A girl was stretchered from a Peak District hillside after falling and injuring her herself.
The 12-year-old was with a group of Scouts from Market Harborough, Leicestershire, when she suffered what rescuers described as a serious leg injury while on the Doctor’s Gate path on the southern slopes of Bleaklow.
Glossop Mountain Rescue Team was alerted at 2.30pm on Saturday and went to the scene, near the footbridge over Shelf Brook, east of Glossop.
A spokesperson for the team said: “Very heavy rain made the going difficult. The Team arrived on scene and placed the injured girl in a casualty tent for treatment.”
A doctor from Edale Mountain Rescue Team also joined the Glossop members in treating the girl, who was with the group on a hiking visit to the area.
She was given first aid then stretchered to the Glossop team’s Land Rover which took her to a waiting ambulance.
She was then taken to Tameside Hospital, Ashton-under-Lyne, for further treatment.
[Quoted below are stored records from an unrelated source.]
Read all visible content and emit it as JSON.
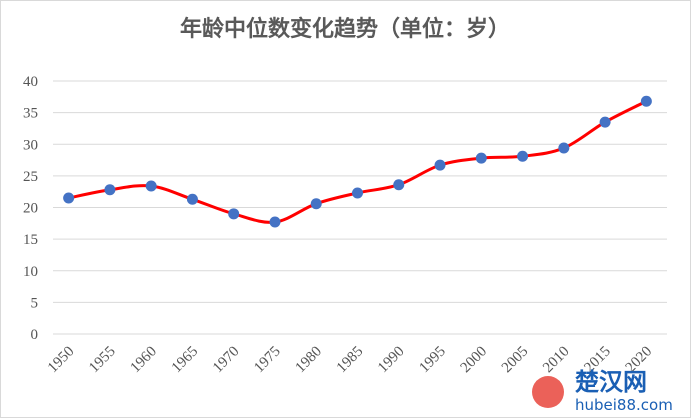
{
  "chart_data": {
    "type": "line",
    "title": "年龄中位数变化趋势（单位：岁）",
    "categories": [
      "1950",
      "1955",
      "1960",
      "1965",
      "1970",
      "1975",
      "1980",
      "1985",
      "1990",
      "1995",
      "2000",
      "2005",
      "2010",
      "2015",
      "2020"
    ],
    "series": [
      {
        "name": "年龄中位数",
        "color": "#ff0000",
        "marker_color": "#4472c4",
        "values": [
          21.5,
          22.8,
          23.4,
          21.3,
          19.0,
          17.7,
          20.6,
          22.3,
          23.6,
          26.7,
          27.8,
          28.1,
          29.4,
          33.5,
          36.8
        ]
      }
    ],
    "ylim": [
      0,
      40
    ],
    "yticks": [
      0,
      5,
      10,
      15,
      20,
      25,
      30,
      35,
      40
    ],
    "grid": true,
    "smooth": true
  },
  "watermark": {
    "name": "楚汉网",
    "url": "hubei88.com"
  }
}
Nineteen members of Glossop MRT took part in the rescue, their second of the week.
Doctor’s Gate, which is denoted on Ordnance Survey maps as a Roman Road, links Glossop with the summit of the Snake Pass.
The National Trust says there are two theories on its origins. One is that it is indeed part of an ancient trackway built by the Romans to link the forts of Ardotalia in Glossop with Navio at Brough in the Hope Valley.
Another theory is that during the mediaeval period Doctor John Talbot who became vicar of Glossop in 1491 had the trackway built to link the Talbot family seat in Sheffield to Glossop, hence the name Doctor’s Gate – gate in this case the Middle English word meaning path or way.